I'm fully committed to the philosophy that this life is simply an experiment, and this summer is the first part in the next step to manifest a new kind of life. I've made wonderful progress in some aspects of how I think and go about things, but I've also been stuck in a rut when it comes to others - like how I make a living, where I live, etc. I'm giving the time I write morning pages over to my blog, because I believe this is an important part of the shift. This morning I skipped both and went for a bike ride first, except I started late and didn't return home until noon. By then the heat had zapped my morning zeal and initiative. So here I am again, finishing my post for the day on the following one, a little after midnight.
I feel like I'm back in high school, or college, in a rush to complete a project just before it's due. These are definitely not all-nighters, but my mind and drive seem to wake up when others are tucked snug in their bed, out for a night of drinking, or even working the night shift. Or down in the Southern Hemisphere, perhaps in the midst of some school project due tomorrow morning.

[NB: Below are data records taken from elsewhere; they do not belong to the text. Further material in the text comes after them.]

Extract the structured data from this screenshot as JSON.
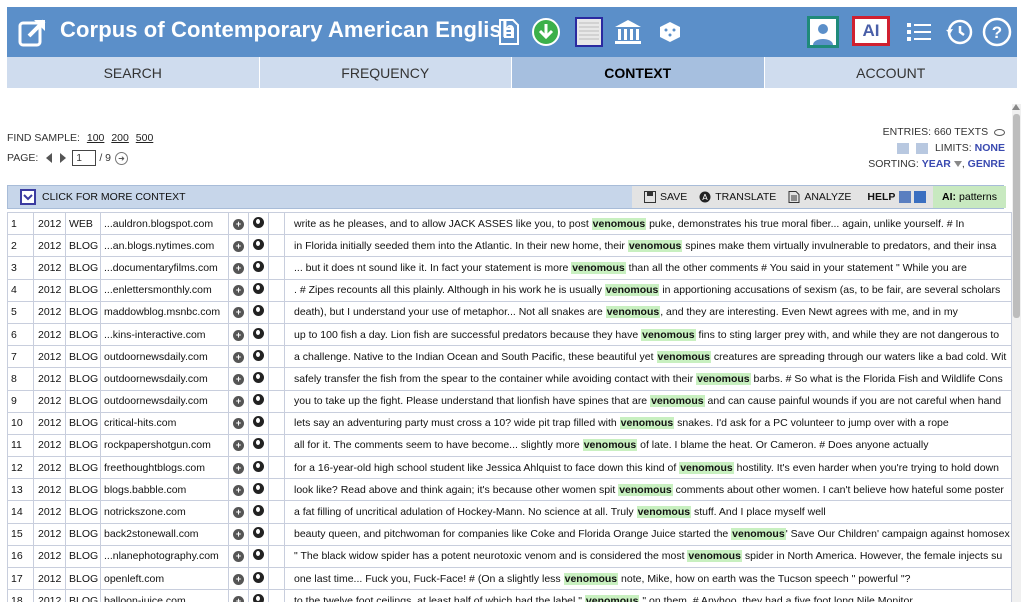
{
  "header": {
    "title": "Corpus of Contemporary American English",
    "ai_label": "AI",
    "icons": [
      "external-link-icon",
      "document-icon",
      "download-icon",
      "texture-icon",
      "museum-icon",
      "dice-icon",
      "user-icon",
      "list-icon",
      "history-icon",
      "help-icon"
    ],
    "colors": {
      "header_bg": "#5b8fc9",
      "download_green": "#3cb04a",
      "ai_border": "#d02030",
      "user_border": "#1f8a7a"
    }
  },
  "nav": {
    "tabs": [
      {
        "label": "SEARCH"
      },
      {
        "label": "FREQUENCY"
      },
      {
        "label": "CONTEXT"
      },
      {
        "label": "ACCOUNT"
      }
    ],
    "active": "CONTEXT"
  },
  "controls": {
    "find_sample_label": "FIND SAMPLE:",
    "samples": [
      "100",
      "200",
      "500"
    ],
    "page_label": "PAGE:",
    "page_value": "1",
    "page_total": "/ 9",
    "entries": "ENTRIES: 660 TEXTS",
    "limits_label": "LIMITS:",
    "limits_value": "NONE",
    "sorting_label": "SORTING:",
    "sort_primary": "YEAR",
    "sort_secondary": "GENRE"
  },
  "toolbar": {
    "context_label": "CLICK FOR MORE CONTEXT",
    "save": "SAVE",
    "translate": "TRANSLATE",
    "analyze": "ANALYZE",
    "help": "HELP",
    "ai_label": "AI:",
    "ai_value": "patterns"
  },
  "rows": [
    {
      "num": "1",
      "year": "2012",
      "genre": "WEB",
      "source": "...auldron.blogspot.com",
      "before": "write as he pleases, and to allow JACK ASSES like you, to post ",
      "kw": "venomous",
      "after": " puke, demonstrates his true moral fiber... again, unlike yourself. # In"
    },
    {
      "num": "2",
      "year": "2012",
      "genre": "BLOG",
      "source": "...an.blogs.nytimes.com",
      "before": "in Florida initially seeded them into the Atlantic. In their new home, their ",
      "kw": "venomous",
      "after": " spines make them virtually invulnerable to predators, and their insa"
    },
    {
      "num": "3",
      "year": "2012",
      "genre": "BLOG",
      "source": "...documentaryfilms.com",
      "before": "... but it does nt sound like it. In fact your statement is more ",
      "kw": "venomous",
      "after": " than all the other comments # You said in your statement \" While you are"
    },
    {
      "num": "4",
      "year": "2012",
      "genre": "BLOG",
      "source": "...enlettersmonthly.com",
      "before": ". # Zipes recounts all this plainly. Although in his work he is usually ",
      "kw": "venomous",
      "after": " in apportioning accusations of sexism (as, to be fair, are several scholars"
    },
    {
      "num": "5",
      "year": "2012",
      "genre": "BLOG",
      "source": "maddowblog.msnbc.com",
      "before": "death), but I understand your use of metaphor... Not all snakes are ",
      "kw": "venomous",
      "after": ", and they are interesting. Even Newt agrees with me, and in my"
    },
    {
      "num": "6",
      "year": "2012",
      "genre": "BLOG",
      "source": "...kins-interactive.com",
      "before": "up to 100 fish a day. Lion fish are successful predators because they have ",
      "kw": "venomous",
      "after": " fins to sting larger prey with, and while they are not dangerous to"
    },
    {
      "num": "7",
      "year": "2012",
      "genre": "BLOG",
      "source": "outdoornewsdaily.com",
      "before": "a challenge. Native to the Indian Ocean and South Pacific, these beautiful yet ",
      "kw": "venomous",
      "after": " creatures are spreading through our waters like a bad cold. Wit"
    },
    {
      "num": "8",
      "year": "2012",
      "genre": "BLOG",
      "source": "outdoornewsdaily.com",
      "before": "safely transfer the fish from the spear to the container while avoiding contact with their ",
      "kw": "venomous",
      "after": " barbs. # So what is the Florida Fish and Wildlife Cons"
    },
    {
      "num": "9",
      "year": "2012",
      "genre": "BLOG",
      "source": "outdoornewsdaily.com",
      "before": "you to take up the fight. Please understand that lionfish have spines that are ",
      "kw": "venomous",
      "after": " and can cause painful wounds if you are not careful when hand"
    },
    {
      "num": "10",
      "year": "2012",
      "genre": "BLOG",
      "source": "critical-hits.com",
      "before": "lets say an adventuring party must cross a 10? wide pit trap filled with ",
      "kw": "venomous",
      "after": " snakes. I'd ask for a PC volunteer to jump over with a rope"
    },
    {
      "num": "11",
      "year": "2012",
      "genre": "BLOG",
      "source": "rockpapershotgun.com",
      "before": "all for it. The comments seem to have become... slightly more ",
      "kw": "venomous",
      "after": " of late. I blame the heat. Or Cameron. # Does anyone actually"
    },
    {
      "num": "12",
      "year": "2012",
      "genre": "BLOG",
      "source": "freethoughtblogs.com",
      "before": "for a 16-year-old high school student like Jessica Ahlquist to face down this kind of ",
      "kw": "venomous",
      "after": " hostility. It's even harder when you're trying to hold down"
    },
    {
      "num": "13",
      "year": "2012",
      "genre": "BLOG",
      "source": "blogs.babble.com",
      "before": "look like? Read above and think again; it's because other women spit ",
      "kw": "venomous",
      "after": " comments about other women. I can't believe how hateful some poster"
    },
    {
      "num": "14",
      "year": "2012",
      "genre": "BLOG",
      "source": "notrickszone.com",
      "before": "a fat filling of uncritical adulation of Hockey-Mann. No science at all. Truly ",
      "kw": "venomous",
      "after": " stuff. And I place myself well"
    },
    {
      "num": "15",
      "year": "2012",
      "genre": "BLOG",
      "source": "back2stonewall.com",
      "before": "beauty queen, and pitchwoman for companies like Coke and Florida Orange Juice started the ",
      "kw": "venomous",
      "after": "' Save Our Children' campaign against homosex"
    },
    {
      "num": "16",
      "year": "2012",
      "genre": "BLOG",
      "source": "...nlanephotography.com",
      "before": "\" The black widow spider has a potent neurotoxic venom and is considered the most ",
      "kw": "venomous",
      "after": " spider in North America. However, the female injects su"
    },
    {
      "num": "17",
      "year": "2012",
      "genre": "BLOG",
      "source": "openleft.com",
      "before": "one last time... Fuck you, Fuck-Face! # (On a slightly less ",
      "kw": "venomous",
      "after": " note, Mike, how on earth was the Tucson speech \" powerful \"?"
    },
    {
      "num": "18",
      "year": "2012",
      "genre": "BLOG",
      "source": "balloon-juice.com",
      "before": "to the twelve foot ceilings, at least half of which had the label \" ",
      "kw": "venomous",
      "after": " \" on them. # Anyhoo, they had a five foot long Nile Monitor"
    }
  ]
}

In addition to crafting posts for Words and other adventures, I've been scanning photographs at the library as jpegs to upload to my laptop. My retired rugby cleats came in this box that I repurposed to hold prints, and the photos within have acquired curled or crumpled edges. Those shoes are buried beneath my broomball padding and shin guards in our storage unit, but the state of those photos had been on my mind of late. I pulled them out to make digital copies, to have access to them for daily use on the blog or elsewhere, but also to remember.
Looking back, even though I find it easy in the present to have regrets about what I haven't done, when I see these photographs that's the farthest thing from my memory. I think what an amazing adventure I've had, what incredible people I've been blessed to know (in the earthiest of senses, since I'm not a christian to say biblically), and oh, the places I've been... What a brilliant bit of luck and choice, or chance and choice as this boy I once knew would say.

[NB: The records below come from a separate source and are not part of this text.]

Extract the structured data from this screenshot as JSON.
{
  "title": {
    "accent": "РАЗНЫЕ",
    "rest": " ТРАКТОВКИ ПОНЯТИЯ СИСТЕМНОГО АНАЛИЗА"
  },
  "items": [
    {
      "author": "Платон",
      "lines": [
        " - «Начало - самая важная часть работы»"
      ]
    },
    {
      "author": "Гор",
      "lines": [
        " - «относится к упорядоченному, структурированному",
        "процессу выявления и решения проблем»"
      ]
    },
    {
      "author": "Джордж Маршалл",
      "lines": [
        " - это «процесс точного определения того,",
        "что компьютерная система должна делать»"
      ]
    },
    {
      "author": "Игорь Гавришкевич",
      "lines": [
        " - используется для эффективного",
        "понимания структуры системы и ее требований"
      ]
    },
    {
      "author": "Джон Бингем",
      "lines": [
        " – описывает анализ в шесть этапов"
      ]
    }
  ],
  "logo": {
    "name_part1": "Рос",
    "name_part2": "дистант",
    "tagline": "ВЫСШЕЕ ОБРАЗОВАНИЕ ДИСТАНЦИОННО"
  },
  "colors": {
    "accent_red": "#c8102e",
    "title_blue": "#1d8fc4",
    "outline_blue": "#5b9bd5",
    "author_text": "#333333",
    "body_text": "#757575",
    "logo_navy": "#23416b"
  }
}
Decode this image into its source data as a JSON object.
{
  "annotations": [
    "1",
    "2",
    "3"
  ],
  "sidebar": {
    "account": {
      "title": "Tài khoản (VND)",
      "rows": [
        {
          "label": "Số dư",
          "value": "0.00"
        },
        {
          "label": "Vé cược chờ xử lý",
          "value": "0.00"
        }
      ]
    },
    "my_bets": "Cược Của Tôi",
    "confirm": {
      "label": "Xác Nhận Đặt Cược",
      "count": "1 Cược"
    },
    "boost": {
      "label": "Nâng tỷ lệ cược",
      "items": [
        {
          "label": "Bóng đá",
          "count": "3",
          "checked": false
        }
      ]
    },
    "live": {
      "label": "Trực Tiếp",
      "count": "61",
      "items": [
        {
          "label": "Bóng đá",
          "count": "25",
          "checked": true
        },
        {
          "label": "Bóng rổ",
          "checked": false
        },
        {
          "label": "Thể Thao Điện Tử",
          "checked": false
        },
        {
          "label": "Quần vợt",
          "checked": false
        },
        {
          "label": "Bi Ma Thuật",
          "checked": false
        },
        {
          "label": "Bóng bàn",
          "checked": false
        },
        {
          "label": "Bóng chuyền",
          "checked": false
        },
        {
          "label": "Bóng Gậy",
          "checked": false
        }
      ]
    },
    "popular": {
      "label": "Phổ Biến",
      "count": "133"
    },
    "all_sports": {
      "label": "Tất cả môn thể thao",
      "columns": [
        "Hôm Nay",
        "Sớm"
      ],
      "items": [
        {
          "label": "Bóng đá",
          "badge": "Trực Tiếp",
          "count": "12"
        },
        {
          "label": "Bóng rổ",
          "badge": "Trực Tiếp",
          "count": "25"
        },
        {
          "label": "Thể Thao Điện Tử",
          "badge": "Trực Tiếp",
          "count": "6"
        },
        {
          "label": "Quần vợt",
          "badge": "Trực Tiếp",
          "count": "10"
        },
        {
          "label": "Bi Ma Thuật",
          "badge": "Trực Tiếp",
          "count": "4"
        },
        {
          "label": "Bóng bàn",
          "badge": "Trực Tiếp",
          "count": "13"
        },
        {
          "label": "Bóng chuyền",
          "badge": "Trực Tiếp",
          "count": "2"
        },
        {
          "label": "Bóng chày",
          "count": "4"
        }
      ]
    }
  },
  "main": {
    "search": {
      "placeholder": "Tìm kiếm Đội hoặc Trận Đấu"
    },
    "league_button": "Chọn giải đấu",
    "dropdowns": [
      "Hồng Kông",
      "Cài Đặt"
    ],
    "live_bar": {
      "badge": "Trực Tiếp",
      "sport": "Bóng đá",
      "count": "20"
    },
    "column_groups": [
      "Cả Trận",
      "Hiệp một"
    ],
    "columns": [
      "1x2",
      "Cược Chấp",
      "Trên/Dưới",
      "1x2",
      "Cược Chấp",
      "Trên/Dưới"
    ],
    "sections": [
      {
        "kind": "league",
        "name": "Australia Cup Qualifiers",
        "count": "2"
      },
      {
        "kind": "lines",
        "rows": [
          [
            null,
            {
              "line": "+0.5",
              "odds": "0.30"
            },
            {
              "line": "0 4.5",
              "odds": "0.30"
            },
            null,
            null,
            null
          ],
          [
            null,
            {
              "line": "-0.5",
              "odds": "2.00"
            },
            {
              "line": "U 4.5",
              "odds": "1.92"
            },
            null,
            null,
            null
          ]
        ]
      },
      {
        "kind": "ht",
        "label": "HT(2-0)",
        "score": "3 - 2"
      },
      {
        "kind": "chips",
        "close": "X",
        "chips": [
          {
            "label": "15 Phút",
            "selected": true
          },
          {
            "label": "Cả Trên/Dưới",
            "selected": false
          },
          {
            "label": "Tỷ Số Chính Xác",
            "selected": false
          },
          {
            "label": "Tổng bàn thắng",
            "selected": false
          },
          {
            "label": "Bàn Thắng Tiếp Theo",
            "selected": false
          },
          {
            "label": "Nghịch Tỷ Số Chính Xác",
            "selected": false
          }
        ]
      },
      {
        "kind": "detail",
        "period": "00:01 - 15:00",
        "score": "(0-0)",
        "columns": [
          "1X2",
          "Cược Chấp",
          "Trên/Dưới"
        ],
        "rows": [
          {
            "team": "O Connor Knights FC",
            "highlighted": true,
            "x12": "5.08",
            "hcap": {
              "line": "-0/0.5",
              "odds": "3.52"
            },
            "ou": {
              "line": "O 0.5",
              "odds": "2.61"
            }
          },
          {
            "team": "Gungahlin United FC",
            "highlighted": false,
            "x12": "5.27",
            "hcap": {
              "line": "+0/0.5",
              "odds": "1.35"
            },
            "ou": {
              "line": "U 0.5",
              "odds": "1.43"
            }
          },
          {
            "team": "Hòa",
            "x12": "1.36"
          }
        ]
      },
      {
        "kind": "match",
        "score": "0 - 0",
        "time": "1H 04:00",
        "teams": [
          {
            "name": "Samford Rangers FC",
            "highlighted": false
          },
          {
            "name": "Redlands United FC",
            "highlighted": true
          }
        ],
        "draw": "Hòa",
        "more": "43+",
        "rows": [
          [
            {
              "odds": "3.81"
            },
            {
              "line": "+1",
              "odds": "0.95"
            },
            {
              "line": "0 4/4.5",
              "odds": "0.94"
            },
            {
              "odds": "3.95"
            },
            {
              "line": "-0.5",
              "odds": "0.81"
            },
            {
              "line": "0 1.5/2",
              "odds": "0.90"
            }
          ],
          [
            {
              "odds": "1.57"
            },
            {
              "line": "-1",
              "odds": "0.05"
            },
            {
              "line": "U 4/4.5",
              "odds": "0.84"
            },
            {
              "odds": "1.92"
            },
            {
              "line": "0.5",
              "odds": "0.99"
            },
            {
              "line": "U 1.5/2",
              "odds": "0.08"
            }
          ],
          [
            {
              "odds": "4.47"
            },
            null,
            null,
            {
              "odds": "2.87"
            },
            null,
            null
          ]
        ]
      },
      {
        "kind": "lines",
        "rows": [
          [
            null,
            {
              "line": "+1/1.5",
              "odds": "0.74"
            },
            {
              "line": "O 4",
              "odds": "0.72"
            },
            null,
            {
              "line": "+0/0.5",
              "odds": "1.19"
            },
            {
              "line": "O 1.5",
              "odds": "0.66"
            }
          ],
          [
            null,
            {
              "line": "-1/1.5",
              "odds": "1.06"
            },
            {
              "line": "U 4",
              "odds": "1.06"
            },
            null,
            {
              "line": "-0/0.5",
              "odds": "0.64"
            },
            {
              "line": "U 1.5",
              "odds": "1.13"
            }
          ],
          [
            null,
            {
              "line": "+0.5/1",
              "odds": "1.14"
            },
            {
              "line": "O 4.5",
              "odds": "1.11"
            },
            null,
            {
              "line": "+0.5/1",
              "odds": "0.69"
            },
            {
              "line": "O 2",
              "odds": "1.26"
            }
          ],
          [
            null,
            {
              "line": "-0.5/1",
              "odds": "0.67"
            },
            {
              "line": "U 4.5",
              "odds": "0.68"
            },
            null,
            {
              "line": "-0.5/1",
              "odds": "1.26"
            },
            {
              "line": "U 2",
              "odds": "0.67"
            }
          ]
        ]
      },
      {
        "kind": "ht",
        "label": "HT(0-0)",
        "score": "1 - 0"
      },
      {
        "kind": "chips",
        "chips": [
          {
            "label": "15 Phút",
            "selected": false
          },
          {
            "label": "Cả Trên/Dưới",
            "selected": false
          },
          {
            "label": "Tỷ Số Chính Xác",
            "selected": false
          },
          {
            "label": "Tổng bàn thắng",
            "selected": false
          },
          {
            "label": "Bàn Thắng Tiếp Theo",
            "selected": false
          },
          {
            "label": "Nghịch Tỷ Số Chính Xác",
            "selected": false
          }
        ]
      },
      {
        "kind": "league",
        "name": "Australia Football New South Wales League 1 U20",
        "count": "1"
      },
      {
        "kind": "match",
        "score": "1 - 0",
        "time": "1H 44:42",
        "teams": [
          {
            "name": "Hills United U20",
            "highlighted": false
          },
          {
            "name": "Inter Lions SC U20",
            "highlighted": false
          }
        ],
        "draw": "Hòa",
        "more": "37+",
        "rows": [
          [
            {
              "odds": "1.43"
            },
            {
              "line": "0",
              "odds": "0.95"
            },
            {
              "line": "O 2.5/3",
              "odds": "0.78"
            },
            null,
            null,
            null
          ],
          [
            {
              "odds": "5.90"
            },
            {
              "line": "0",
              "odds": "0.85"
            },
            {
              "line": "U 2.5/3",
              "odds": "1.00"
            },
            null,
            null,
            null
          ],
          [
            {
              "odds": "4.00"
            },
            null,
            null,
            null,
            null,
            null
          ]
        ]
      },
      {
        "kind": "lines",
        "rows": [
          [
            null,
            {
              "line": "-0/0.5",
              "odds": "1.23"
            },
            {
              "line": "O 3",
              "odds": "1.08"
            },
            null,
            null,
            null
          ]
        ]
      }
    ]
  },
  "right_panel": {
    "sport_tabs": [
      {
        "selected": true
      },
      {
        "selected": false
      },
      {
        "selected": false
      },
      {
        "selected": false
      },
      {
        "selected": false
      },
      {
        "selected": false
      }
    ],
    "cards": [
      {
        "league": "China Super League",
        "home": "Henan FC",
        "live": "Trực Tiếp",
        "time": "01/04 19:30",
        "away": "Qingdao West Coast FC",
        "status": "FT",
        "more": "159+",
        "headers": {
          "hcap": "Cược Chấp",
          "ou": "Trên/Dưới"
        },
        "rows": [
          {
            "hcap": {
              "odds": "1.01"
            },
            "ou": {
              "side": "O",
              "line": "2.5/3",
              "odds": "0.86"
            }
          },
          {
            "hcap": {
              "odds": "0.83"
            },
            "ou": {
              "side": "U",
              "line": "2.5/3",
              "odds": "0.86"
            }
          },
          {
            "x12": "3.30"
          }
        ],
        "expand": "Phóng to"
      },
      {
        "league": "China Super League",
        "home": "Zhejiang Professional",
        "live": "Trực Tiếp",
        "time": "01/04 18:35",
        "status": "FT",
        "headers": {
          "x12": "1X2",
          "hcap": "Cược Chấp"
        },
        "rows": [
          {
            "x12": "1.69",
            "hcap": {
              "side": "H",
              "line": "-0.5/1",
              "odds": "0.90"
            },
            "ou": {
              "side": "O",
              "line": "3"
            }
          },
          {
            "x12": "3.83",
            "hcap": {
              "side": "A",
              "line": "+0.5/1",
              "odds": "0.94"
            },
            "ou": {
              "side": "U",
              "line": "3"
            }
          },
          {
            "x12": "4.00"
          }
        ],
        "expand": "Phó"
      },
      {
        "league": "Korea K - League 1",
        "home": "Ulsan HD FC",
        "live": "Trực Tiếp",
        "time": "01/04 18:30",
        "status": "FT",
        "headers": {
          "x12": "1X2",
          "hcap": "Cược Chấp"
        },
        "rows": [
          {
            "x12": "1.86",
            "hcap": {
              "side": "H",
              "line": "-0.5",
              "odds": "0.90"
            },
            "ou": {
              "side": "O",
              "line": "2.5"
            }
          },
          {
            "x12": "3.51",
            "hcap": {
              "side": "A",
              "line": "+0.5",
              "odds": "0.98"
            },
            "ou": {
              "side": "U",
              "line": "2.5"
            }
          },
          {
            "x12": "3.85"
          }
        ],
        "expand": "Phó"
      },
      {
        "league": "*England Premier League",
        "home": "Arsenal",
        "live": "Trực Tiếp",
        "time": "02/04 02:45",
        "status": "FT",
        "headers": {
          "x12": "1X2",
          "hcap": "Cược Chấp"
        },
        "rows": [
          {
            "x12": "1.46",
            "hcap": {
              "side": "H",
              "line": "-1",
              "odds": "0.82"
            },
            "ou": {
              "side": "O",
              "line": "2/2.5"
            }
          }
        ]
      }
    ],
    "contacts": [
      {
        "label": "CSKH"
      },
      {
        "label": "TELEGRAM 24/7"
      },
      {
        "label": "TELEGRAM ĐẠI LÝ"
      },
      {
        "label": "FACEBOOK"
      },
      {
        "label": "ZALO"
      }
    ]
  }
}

The morning pages act in this fashion on the rare occasion when I peek back in a notebook, into time and the slice of perspective I had that day, or the time period it contained in its sheets. Sometimes when I read older ones - I do have journals dating back to high school, after all - I can't image that the person writing these sentiments, doing these deeds has any connection to whom I am at present. Seventeen year old me reads as a little crazy, though I have to cut her some slack that she was doing the best she could with what she, I mean I, had.
Their catharsis, though, has the same distancing quality as looking at old photos. In this case, the awareness that life is continual change comes as a relief. At times those emotions, almost always the negative ones, the weighty, oppressive, woe-is-me humdingers, hang around like a bad smell in a close, hot room. They are never going to go away. Until one day they have and that slice of you frozen in the photo, on the page, is a negative to the image you now carry within.
The photos aren't burdened with the weight of sad, irritated, content, betrayed, bored, madly in love or ecstatic. Even if you can remember you felt that then, it's only a story now, just like the writing I did all those mornings. A story after the time, being now, has slipped into the past.
This morning I didn't write, but that's just part of the story, part of the experiment, undocumented except for on this digital page. And there are plenty of photo files now to prove that the experiment so far has been a success, even when I had frizzy, tripod hair or ended up not liking the person I'd once been head over heels in love with, in the photo.